It is a Machine Learning classifier based on IDC dataset to classify a histology image as malignant or benign. (tutorial followed from DataFlair)
In this project in python, I have build a classifier to train on 80% of a breast cancer histology image dataset. Of this, I kept 10% of the data for validation. Using Keras, I defined a CNN (Convolutional Neural Network), (CancerNet), and trained it on our images. I, then derived a confusion matrix to analyze the performance of the model.
IDC is Invasive Ductal Carcinoma; cancer that develops in a milk duct and invades the fibrous or fatty breast tissue outside the duct; it is the most common form of breast cancer forming 80% of all breast cancer diagnoses. And histology is the study of the microscopic structure of tissues. (source - Data Flair)
Install some python packages to be able to run this advanced python project. You can do this with pip-
pip install numpy opencv-python pillow tensorflow keras imutils scikit-learn matplotlib
For Datasets
mkdir datasets
mkdir datasets\original
cd breast-cancer-classification\breast-cancer-classification\datasets\original tree
config.py:
This holds some configuration we’ll need for building the dataset and training the model. You’ll find this in the cancernet directory.
import os
INPUT_DATASET = "datasets/original"
BASE_PATH = "datasets/idc"
TRAIN_PATH = os.path.sep.join([BASE_PATH, "training"])
VAL_PATH = os.path.sep.join([BASE_PATH, "validation"])
TEST_PATH = os.path.sep.join([BASE_PATH, "testing"])
TRAIN_SPLIT = 0.8
VAL_SPLIT = 0.1
build_dataset.py:
This will split our dataset into training, validation, and testing sets in the ratio mentioned above- 80% for training (of that, 10% for validation) and 20% for testing. With the ImageDataGenerator from Keras, we will extract batches of images to avoid making space for the entire dataset in memory at once.
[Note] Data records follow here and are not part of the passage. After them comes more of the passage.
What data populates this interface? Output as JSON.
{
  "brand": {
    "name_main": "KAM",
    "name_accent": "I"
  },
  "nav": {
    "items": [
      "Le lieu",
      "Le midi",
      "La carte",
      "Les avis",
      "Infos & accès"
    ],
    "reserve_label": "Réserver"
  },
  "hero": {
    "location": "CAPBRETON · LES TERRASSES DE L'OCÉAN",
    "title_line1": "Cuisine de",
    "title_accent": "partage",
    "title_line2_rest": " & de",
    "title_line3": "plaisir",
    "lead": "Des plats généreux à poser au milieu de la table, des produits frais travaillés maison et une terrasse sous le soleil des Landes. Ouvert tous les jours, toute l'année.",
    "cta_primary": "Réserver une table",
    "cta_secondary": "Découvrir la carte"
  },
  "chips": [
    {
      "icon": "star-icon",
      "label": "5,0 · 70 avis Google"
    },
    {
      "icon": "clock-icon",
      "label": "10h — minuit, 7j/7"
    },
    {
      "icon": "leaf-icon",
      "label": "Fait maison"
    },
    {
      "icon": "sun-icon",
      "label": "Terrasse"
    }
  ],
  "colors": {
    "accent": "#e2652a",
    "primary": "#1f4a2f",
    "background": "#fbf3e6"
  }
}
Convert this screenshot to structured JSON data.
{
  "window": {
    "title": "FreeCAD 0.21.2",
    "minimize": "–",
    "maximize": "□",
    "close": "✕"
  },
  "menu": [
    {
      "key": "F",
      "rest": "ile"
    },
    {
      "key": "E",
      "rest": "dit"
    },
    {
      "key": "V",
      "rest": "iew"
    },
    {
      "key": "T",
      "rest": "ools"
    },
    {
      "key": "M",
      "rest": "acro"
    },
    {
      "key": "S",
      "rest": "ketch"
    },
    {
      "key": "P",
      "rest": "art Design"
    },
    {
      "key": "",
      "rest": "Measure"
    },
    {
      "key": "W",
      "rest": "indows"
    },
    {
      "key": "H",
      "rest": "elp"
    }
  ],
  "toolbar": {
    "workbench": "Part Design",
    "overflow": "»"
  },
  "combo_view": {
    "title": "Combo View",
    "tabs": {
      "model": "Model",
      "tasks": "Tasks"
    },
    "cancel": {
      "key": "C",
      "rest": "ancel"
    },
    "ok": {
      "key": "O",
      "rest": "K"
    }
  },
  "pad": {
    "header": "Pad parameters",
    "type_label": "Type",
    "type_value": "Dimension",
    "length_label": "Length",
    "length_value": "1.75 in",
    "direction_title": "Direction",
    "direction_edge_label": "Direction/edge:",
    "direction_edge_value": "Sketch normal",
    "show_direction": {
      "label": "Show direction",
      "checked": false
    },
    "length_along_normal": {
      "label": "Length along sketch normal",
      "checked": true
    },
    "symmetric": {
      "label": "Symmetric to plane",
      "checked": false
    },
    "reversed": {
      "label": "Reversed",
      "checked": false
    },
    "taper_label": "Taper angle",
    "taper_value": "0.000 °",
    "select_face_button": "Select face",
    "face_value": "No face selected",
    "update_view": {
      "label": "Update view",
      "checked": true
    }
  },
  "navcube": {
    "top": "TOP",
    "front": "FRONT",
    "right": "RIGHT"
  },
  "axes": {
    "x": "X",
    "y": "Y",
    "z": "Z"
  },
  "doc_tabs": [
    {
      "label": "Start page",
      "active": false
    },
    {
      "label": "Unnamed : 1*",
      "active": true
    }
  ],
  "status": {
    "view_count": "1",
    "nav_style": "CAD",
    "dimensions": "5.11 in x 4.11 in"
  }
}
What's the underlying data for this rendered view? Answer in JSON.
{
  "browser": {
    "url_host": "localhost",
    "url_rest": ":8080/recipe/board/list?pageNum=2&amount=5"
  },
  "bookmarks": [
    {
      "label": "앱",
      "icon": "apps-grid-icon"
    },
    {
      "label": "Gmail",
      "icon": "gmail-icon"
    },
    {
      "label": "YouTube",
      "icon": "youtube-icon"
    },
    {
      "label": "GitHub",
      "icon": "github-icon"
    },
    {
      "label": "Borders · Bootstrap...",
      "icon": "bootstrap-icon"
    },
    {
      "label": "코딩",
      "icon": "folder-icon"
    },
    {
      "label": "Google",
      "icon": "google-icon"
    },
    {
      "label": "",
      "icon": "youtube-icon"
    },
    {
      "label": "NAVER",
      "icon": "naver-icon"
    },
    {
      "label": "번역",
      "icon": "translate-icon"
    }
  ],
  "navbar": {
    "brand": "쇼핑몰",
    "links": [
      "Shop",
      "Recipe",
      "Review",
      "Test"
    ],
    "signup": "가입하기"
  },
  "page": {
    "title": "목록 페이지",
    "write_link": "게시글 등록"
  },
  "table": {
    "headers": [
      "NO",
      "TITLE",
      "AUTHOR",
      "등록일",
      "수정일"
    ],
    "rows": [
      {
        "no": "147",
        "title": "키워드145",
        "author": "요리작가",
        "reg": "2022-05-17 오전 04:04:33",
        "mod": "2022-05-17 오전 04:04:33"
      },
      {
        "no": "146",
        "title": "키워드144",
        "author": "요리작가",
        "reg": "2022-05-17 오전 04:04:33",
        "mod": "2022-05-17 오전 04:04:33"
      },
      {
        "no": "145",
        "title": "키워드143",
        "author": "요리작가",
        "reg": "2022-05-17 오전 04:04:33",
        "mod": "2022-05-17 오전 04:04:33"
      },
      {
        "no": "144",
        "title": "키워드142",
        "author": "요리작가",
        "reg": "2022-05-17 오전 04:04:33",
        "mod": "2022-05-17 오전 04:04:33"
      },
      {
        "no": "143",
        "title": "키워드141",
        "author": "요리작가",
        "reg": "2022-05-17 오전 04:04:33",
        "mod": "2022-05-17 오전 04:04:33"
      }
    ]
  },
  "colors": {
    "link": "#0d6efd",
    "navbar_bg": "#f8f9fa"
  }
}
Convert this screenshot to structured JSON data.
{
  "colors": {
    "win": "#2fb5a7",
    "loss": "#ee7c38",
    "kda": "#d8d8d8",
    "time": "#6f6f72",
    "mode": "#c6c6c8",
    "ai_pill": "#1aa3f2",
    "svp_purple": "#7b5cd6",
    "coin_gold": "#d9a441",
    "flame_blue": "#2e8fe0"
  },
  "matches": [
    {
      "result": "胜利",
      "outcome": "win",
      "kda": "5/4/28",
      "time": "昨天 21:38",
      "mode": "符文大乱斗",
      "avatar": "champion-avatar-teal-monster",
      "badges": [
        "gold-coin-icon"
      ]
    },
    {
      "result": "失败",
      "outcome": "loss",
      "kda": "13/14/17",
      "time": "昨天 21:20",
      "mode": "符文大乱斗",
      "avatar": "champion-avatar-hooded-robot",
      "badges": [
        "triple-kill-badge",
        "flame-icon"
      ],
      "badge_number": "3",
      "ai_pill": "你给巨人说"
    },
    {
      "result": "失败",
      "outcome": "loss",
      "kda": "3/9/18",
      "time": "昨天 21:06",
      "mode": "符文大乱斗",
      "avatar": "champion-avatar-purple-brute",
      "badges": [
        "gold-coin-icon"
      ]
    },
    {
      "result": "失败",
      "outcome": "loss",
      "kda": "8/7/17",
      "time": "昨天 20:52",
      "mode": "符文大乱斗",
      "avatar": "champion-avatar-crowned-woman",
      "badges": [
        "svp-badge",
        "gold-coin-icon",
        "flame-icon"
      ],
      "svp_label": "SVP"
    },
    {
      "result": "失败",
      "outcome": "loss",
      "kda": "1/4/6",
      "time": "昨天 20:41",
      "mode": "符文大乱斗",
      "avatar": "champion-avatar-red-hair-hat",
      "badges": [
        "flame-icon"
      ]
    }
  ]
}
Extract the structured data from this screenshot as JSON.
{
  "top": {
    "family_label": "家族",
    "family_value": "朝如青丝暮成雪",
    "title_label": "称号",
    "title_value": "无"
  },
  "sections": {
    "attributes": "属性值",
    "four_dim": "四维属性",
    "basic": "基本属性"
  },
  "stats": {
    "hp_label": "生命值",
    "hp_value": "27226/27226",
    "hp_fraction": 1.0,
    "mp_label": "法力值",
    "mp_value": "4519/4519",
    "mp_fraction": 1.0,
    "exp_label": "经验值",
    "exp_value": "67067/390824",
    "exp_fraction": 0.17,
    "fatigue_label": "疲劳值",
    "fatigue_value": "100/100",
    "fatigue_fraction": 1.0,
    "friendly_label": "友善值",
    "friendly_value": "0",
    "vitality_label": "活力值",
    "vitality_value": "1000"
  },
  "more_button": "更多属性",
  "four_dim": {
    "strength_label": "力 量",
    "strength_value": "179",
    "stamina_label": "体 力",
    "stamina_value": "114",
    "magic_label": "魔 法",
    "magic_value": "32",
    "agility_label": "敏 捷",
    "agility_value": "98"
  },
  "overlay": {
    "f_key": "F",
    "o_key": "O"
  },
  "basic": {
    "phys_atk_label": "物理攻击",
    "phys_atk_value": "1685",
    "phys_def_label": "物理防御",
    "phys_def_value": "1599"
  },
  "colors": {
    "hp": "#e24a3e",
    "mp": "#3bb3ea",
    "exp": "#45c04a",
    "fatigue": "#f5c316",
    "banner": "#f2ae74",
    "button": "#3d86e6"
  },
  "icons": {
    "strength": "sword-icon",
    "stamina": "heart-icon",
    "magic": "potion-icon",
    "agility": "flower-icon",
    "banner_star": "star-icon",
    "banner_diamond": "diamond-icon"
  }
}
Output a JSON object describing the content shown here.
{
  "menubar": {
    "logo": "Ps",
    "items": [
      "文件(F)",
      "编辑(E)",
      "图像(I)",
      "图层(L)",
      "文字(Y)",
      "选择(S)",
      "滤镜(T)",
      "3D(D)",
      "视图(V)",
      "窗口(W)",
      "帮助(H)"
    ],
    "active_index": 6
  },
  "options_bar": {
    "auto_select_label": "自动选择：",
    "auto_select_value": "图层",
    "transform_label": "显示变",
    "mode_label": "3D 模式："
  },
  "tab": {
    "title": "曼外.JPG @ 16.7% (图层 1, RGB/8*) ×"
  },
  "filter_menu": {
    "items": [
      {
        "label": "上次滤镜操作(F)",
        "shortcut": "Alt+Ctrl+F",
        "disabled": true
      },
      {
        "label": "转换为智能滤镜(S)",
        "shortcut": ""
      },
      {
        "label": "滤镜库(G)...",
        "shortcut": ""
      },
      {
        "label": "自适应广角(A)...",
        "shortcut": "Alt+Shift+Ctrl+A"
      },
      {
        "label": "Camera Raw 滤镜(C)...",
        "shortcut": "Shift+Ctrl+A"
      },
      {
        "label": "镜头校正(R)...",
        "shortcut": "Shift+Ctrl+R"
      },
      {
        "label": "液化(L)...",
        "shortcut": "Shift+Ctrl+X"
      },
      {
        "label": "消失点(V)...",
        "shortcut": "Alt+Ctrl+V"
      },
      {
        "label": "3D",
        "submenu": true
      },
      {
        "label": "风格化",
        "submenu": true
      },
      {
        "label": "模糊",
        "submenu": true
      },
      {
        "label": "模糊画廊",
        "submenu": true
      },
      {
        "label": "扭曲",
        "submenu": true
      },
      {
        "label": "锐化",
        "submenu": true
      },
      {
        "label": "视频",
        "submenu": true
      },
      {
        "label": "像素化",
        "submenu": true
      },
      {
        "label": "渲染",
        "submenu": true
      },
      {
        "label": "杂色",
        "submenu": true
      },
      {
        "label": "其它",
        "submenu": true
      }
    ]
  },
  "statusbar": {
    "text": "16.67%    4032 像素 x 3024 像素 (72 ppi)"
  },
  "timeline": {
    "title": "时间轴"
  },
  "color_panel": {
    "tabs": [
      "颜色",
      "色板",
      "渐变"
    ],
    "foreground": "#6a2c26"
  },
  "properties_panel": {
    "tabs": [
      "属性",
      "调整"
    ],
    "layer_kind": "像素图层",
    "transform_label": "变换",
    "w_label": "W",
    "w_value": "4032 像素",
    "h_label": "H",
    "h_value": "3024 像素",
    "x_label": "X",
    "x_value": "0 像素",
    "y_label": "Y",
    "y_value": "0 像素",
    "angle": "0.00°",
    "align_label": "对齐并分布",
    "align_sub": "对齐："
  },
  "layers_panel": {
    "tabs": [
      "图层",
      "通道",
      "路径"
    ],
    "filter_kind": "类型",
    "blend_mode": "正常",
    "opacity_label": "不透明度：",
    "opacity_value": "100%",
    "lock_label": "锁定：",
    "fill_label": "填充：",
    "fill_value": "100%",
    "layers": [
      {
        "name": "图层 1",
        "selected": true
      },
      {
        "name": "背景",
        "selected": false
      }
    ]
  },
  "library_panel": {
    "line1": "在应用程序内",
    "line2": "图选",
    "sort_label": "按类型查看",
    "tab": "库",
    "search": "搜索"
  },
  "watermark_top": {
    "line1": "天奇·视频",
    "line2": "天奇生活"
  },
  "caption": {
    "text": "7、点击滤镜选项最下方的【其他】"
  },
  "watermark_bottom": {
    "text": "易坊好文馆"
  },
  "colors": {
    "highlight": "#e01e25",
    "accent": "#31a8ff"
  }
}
Run the script build_dataset.py:
py build_dataset.py
cancernet.py:
The network we’ll build will be a CNN (Convolutional Neural Network) and call it CancerNet. This network performs the following operations:
Use 3×3 CONV filters
Stack these filters on top of each other
Perform max-pooling
Use depthwise separable convolution (more efficient, takes up less memory)
To Sum-up I learned to build a breast cancer classifier on the IDC dataset (with histology images for Invasive Ductal Carcinoma) and created the network CancerNet for the same. We used Keras to implement the same.